As we witness similar raids and actions by the police we see the heavy handiness within the police ranks—a clear sign to a lack of discipline.  We bear witness to R.I.D.E. programs, and other operations which we are told are designed to improve the safety of residents, yet as Dušan has already written, often do little to actually prevent injury. Last December’s raid is a clear display of low professionalism which could harm the relationship between the community and the local police, which in and of itself, may turn out not to be such a tragedy, if this is where our police forces are heading.

In addition to the Brock professor, the other victim of the mentioned raid was the Charter of Rights and Freedom, as the way the search was conducted and the information obtained amounted to a little more than paying lip service to our supreme law. Canadians who wish to live in a society where the rule of law reigns should be very worried about our law enforcement’s approach to conducting their business. For, as Ludwig von Mises opined in Bureaucracy,
[p]rimacy of the law means that no judge or officeholder has the right to interfere with any individual's affairs or conditions unless a valid law requires or empowers him to do so. Nulla poena sine lege, no punishment unless ordered by a law. It is precisely the inability of the Nazis to understand the importance of this fundamental principle that qualifies them as antidemocratic. In the totalitarian system of Hitler Germany the judge has to come to his decision according to das gesunde Volksempfinden, i.e., in accordance with the sound feelings of the people. As the judge himself has to decide what the sound feelings of the people are, he is sovereign on his bench like the chieftain of a primitive tribe. (p. 42)
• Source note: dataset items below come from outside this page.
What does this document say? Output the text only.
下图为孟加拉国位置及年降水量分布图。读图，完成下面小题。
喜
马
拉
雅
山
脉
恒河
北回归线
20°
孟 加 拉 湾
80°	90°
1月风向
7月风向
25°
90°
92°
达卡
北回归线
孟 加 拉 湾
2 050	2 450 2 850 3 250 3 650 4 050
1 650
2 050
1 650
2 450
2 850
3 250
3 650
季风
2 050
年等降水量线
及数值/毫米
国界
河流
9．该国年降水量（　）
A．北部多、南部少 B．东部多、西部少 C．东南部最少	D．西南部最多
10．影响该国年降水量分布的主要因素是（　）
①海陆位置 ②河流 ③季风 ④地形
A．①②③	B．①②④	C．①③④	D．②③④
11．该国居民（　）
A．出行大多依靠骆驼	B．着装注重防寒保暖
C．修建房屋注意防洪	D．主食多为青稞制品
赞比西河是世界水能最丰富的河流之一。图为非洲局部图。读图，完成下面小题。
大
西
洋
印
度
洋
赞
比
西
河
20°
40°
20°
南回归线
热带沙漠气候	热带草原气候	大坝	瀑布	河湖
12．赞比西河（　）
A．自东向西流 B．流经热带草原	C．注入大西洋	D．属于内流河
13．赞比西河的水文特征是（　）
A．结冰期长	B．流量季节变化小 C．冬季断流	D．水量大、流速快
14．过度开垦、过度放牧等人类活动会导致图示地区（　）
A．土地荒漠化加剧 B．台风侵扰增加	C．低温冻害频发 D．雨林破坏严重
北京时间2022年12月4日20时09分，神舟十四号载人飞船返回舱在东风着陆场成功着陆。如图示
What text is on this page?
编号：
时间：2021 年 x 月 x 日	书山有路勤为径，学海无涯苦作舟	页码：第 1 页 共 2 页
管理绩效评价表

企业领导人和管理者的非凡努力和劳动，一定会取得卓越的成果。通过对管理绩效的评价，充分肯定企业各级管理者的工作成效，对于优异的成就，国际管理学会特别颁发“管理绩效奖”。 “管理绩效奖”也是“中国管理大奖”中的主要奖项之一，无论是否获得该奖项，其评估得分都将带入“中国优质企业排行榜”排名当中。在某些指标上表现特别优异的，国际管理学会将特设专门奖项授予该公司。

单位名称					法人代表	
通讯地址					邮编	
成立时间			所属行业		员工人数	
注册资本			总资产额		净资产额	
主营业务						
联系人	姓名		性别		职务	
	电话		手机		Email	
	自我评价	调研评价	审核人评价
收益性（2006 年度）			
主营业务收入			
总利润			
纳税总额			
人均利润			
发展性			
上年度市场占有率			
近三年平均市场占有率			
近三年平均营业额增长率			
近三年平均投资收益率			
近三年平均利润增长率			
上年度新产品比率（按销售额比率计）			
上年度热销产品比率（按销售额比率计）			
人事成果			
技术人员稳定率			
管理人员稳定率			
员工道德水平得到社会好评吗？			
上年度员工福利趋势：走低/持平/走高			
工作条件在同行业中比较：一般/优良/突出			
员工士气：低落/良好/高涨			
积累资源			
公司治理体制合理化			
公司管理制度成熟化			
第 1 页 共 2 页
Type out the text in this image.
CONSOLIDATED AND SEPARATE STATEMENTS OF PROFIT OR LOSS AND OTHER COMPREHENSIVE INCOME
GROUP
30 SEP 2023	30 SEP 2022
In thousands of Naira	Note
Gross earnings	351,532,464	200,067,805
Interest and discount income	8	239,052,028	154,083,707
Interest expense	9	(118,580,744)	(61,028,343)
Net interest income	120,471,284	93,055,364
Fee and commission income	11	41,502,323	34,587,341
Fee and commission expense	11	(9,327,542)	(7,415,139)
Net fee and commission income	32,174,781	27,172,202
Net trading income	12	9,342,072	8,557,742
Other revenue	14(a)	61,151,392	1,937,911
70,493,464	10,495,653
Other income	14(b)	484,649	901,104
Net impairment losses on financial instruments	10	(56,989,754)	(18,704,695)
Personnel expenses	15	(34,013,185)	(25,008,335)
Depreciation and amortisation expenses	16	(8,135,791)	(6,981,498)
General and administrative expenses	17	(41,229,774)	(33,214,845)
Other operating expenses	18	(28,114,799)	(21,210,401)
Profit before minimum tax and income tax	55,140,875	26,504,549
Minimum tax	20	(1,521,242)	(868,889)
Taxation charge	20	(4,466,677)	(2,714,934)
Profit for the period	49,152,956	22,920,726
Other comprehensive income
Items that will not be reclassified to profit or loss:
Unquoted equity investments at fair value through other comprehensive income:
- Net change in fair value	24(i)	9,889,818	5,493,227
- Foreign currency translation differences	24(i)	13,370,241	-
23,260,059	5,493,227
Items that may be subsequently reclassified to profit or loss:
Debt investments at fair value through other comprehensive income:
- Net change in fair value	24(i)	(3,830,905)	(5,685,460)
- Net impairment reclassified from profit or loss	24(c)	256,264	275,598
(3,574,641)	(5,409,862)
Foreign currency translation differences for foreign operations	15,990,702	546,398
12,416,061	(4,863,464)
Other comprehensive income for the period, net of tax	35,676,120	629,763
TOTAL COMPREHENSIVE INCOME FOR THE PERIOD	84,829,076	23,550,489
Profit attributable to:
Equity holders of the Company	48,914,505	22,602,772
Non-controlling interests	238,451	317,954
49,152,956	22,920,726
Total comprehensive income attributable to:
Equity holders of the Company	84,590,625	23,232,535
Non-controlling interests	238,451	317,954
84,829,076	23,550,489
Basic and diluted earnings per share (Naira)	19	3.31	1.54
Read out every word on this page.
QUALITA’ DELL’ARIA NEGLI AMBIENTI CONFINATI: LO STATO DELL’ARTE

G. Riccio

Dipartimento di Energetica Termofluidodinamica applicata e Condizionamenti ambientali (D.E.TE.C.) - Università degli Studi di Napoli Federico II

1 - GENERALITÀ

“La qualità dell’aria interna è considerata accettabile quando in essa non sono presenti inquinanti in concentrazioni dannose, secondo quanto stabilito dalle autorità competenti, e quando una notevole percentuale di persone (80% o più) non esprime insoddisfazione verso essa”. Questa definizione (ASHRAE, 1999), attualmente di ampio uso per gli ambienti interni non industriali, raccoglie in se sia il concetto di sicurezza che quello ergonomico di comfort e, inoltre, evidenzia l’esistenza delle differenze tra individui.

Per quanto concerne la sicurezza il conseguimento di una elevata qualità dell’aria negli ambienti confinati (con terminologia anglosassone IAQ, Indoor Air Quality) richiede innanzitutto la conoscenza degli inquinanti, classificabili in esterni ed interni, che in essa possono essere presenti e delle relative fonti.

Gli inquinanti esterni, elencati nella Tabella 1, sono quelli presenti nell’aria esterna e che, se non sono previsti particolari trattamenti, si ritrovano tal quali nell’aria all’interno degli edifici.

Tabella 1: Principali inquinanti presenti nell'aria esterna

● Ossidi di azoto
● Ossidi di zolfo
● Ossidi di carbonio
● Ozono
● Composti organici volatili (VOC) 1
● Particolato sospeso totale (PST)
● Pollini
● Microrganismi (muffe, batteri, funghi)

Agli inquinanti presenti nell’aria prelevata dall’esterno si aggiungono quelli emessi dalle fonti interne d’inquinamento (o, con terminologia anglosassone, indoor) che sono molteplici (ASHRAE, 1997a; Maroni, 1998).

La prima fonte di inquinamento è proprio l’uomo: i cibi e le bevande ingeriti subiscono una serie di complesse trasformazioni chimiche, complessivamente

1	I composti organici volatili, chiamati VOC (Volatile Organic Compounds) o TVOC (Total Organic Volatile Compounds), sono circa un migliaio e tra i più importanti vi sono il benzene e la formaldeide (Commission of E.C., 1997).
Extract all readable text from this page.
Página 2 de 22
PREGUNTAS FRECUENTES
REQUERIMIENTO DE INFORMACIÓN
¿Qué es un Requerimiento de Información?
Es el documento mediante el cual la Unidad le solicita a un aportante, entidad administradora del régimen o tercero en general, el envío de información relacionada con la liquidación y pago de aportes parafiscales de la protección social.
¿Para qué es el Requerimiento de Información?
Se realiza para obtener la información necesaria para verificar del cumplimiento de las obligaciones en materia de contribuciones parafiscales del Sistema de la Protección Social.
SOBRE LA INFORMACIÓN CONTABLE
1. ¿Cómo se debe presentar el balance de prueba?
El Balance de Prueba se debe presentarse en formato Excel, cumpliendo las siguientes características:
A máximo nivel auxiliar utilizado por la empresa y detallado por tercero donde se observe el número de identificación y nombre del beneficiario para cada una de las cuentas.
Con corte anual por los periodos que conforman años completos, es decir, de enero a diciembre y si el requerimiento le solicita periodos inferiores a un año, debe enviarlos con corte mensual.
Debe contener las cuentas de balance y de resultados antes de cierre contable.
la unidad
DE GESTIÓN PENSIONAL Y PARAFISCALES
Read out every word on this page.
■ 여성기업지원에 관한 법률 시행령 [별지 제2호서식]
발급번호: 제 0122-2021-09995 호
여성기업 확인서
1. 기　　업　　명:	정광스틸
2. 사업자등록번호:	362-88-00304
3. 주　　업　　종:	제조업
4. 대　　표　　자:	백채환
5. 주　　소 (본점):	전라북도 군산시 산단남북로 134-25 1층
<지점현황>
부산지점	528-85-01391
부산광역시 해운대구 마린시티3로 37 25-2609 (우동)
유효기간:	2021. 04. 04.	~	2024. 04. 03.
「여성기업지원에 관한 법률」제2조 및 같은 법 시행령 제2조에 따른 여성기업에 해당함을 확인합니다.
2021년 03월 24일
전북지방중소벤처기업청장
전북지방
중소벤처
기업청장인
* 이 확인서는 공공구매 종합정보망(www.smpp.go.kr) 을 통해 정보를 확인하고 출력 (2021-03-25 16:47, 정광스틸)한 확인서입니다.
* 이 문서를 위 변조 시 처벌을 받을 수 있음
The law prescribes actions quite different to those take by the NRP. The search should have been executed when the owner of the house was present with his lawyer so there wouldn't be mistrust later if the intelligence proved correct and marijuana plants were indeed being grown. If guilty of the “crime” the professor would not be able later to claim that the evidence was planted by the police. During the raid NRP officers should have been careful so as not to damage certain private belongings. Instead, as a result of the NRP’s damage to the private property of an innocent man, “Joe Taxpayer” needs to cover a sum of $2mil that the Brock professor claims as damage in his lawsuit.

According to the Charter of Rights and Freedoms, every citizen of Canada has his home as his safe heaven. Police searches are allowed, but only with a court order where a judge considers the specific evidence provided in a narrow fashion. In this particular case, as with many others, the sanctity of an individual residence was been trampled on.

To add insult to injury, the NRP’s disciplinary board has cleared the detective from any wrongdoing. This action will further erode public confidence. True enough, many people will side with the police at the beginning; many will support the detective, though, not for long. The news of the Windsor policeman beating a legally blind doctor and the conduct of Toronto police during the G20 summit in 2010, to name two instances, are sure to speed up the process of cops losing the public’s favour.

The professor's home, person and reputation suffered injury at the hands of those he pays to protect them. What recourse is left for the innocent, if a member of a reputable profession is not given the basic presumption of innocent till proven guilty? What recourse is left for the innocent when those who he pays to protect him vandalize him home and walk away, without even having the common courtesy to apologize and repair what they have damaged?